To stay economically competitive, China has a two-pronged approach according to Segal — more research and development as well as more espionage.
“They are spending more on research and development and science as well as training more engineers and scientists,” Segal goes on to say. “But there's also a fairly widespread espionage plan put in place that's going after critical technologies.”
While China is not alone in committing espionage to gain trade secrets, experts say it poses one of the most serious threats. Last year, the Office of the National Counterintelligence Agency called Chinese actors “the world’s most active and persistent perpetrators of economic espionage,” in its report to Congress.
“The number of prosecutions by the FBI of economic espionage cases tied back to China is on the rise. It's a very large number and so it's clearly a nation state policy to be this aggressive,” Rep. Rogers said.
He sponsored the Cyber Intelligence Sharing and Protection Act(CISPA) bill, which is designed to protect U.S. companies from cyber economic espionage.
For its part, China denies the charges and calls them reckless.

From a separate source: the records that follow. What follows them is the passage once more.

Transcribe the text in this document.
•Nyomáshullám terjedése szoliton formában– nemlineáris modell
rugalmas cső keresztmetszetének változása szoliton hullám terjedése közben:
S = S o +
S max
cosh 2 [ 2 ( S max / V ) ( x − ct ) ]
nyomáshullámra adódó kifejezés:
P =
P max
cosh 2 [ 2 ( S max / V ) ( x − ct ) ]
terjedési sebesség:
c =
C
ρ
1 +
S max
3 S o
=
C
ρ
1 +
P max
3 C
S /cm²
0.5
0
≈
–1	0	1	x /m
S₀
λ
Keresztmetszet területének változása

“Without adequate investigation and without further evidence, accusing China of carrying out cyber-attacks against U.S. companies is not only unprofessional but also irresponsible,” says China’s Foreign Ministry spokesman Hong Lei when asked about the accusations in a television interview with CNBC.
Lei said that China too is a victim of cyber-theft attacks and point to his country’s efforts to stop them anywhere they happen.
“We actively promote the resolutions to attacks that threaten cross border Internet security,” Lei went on to say. “In 2010, we joined hands with Microsoft to crack down on the botnet, Waledac, and in 2011, after successfully taking down Waledac, we effectively cracked down on the botnet, Rustock. We take a firm stance on continuously playing an active role in international cooperation.”